Neeson recently confessed that he’s not at all interested in returning to play his character, adding “there’s so many spinoffs of ‘Star Wars.’ It’s diluting it to me, and it’s taken away the mystery and the magic in a weird way.”
It used to be that a Star Wars movie would be a major event for movie fans worldwide. What happened? Well, the downfall really started when George Lucas sold the rights to Disney. The mouse house decided to create a trilogy that destroyed the Star Wars myth for many and then they kept milking it with numerous TV shows and movie spin-offs.
I’m telling you all this as someone who wasn’t even a big fan to begin with. I’m just relaying the word from millions of pissed off fans who have now decided that, compared to Disney’s output, “The Phantom Menace” is a masterpiece. That’s how bad things have gotten.
Critics loved “The Force Awakens” and “The Last Jedi,” but don’t tell that to the hardcore fans who spit on these movies.
A planned trilogy from "The Last Jedi" director, Rian Johnson, originally announced in 2017, has been put on the backburner, but Johnson recently said he still hopes to make it. My advice to Disney is simple: DON’T RE-HIRE JOHNSON. Not because he’s a bad filmmaker, he’s actually a pretty good one.
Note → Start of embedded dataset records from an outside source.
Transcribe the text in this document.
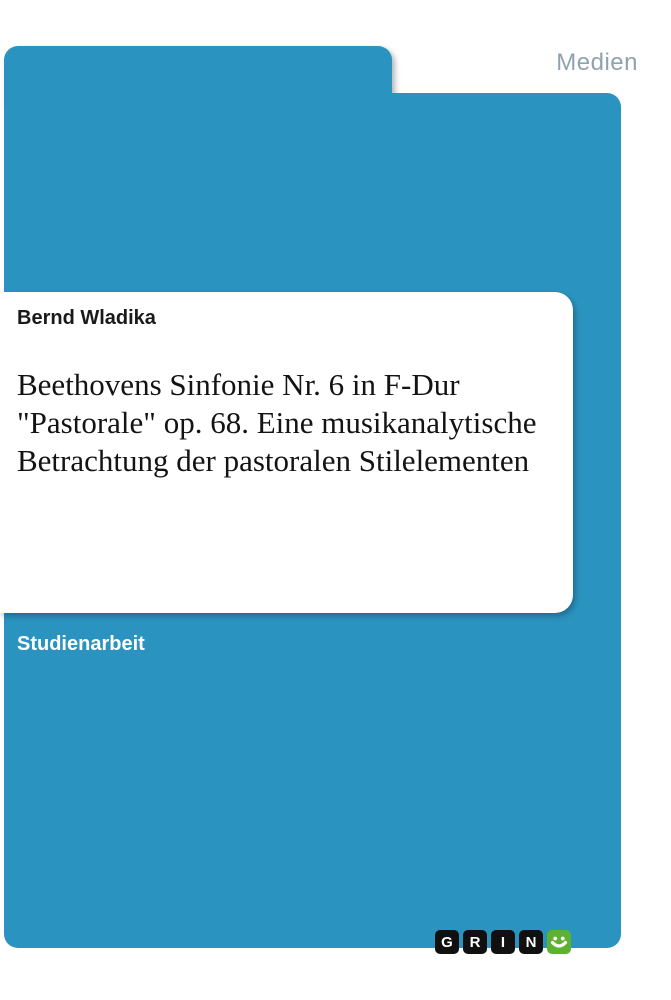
Medien
Bernd Wladika
Beethovens Sinfonie Nr. 6 in F-Dur
"Pastorale" op. 68. Eine musikanalytische
Betrachtung der pastoralen Stilelementen
Studienarbeit
G	R	I	N
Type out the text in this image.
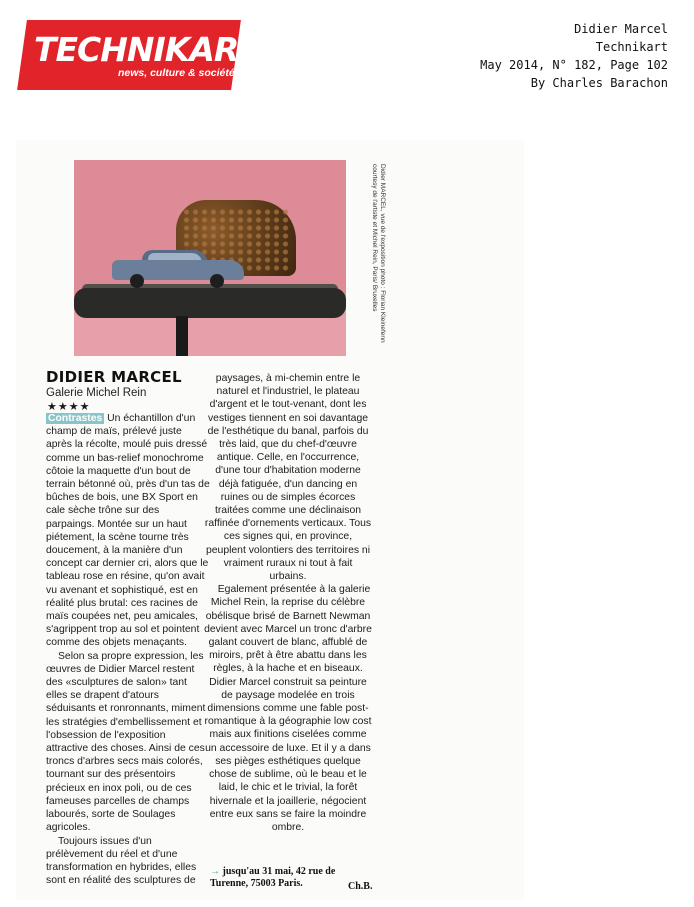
TECHNIKART
news, culture & société
Didier Marcel
Technikart
May 2014, N° 182, Page 102
By Charles Barachon
Didier MARCEL, vue de l'exposition photo : Florian Kleinefenn courtesy de l'artiste et Michel Rein, Paris/ Bruxelles
DIDIER MARCEL
Galerie Michel Rein
★★★★

Contrastes Un échantillon d'un champ de maïs, prélevé juste après la récolte, moulé puis dressé comme un bas-relief monochrome côtoie la maquette d'un bout de terrain bétonné où, près d'un tas de bûches de bois, une BX Sport en cale sèche trône sur des parpaings. Montée sur un haut piétement, la scène tourne très doucement, à la manière d'un concept car dernier cri, alors que le tableau rose en résine, qu'on avait vu avenant et sophistiqué, est en réalité plus brutal: ces racines de maïs coupées net, peu amicales, s'agrippent trop au sol et pointent comme des objets menaçants.

Selon sa propre expression, les œuvres de Didier Marcel restent des «sculptures de salon» tant elles se drapent d'atours séduisants et ronronnants, miment les stratégies d'embellissement et l'obsession de l'exposition attractive des choses. Ainsi de ces troncs d'arbres secs mais colorés, tournant sur des présentoirs précieux en inox poli, ou de ces fameuses parcelles de champs labourés, sorte de Soulages agricoles.

Toujours issues d'un prélèvement du réel et d'une transformation en hybrides, elles sont en réalité des sculptures de

paysages, à mi-chemin entre le naturel et l'industriel, le plateau d'argent et le tout-venant, dont les vestiges tiennent en soi davantage de l'esthétique du banal, parfois du très laid, que du chef-d'œuvre antique. Celle, en l'occurrence, d'une tour d'habitation moderne déjà fatiguée, d'un dancing en ruines ou de simples écorces traitées comme une déclinaison raffinée d'ornements verticaux. Tous ces signes qui, en province, peuplent volontiers des territoires ni vraiment ruraux ni tout à fait urbains.

Egalement présentée à la galerie Michel Rein, la reprise du célèbre obélisque brisé de Barnett Newman devient avec Marcel un tronc d'arbre galant couvert de blanc, affublé de miroirs, prêt à être abattu dans les règles, à la hache et en biseaux. Didier Marcel construit sa peinture de paysage modelée en trois dimensions comme une fable post-romantique à la géographie low cost mais aux finitions ciselées comme un accessoire de luxe. Et il y a dans ses pièges esthétiques quelque chose de sublime, où le beau et le laid, le chic et le trivial, la forêt hivernale et la joaillerie, négocient entre eux sans se faire la moindre ombre.

→ jusqu'au 31 mai, 42 rue de Turenne, 75003 Paris.	Ch.B.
No, it stems more from the fact that a majority of Star Wars diehards just plainly do not like him for what he did with “The Last Jedi.”
For 10 years, Kathleen Kennedy has presided over the Star Wars brand and has also bore the wrath of many Star Wars fanboys, especially when it comes to the recent trilogy of films that reinvented the lore of the franchise.
The best Star Wars movie since Kennedy took control of the ship was also the one that was the biggest production headache for Disney, that would be Gareth Edwards’ “Rogue One.”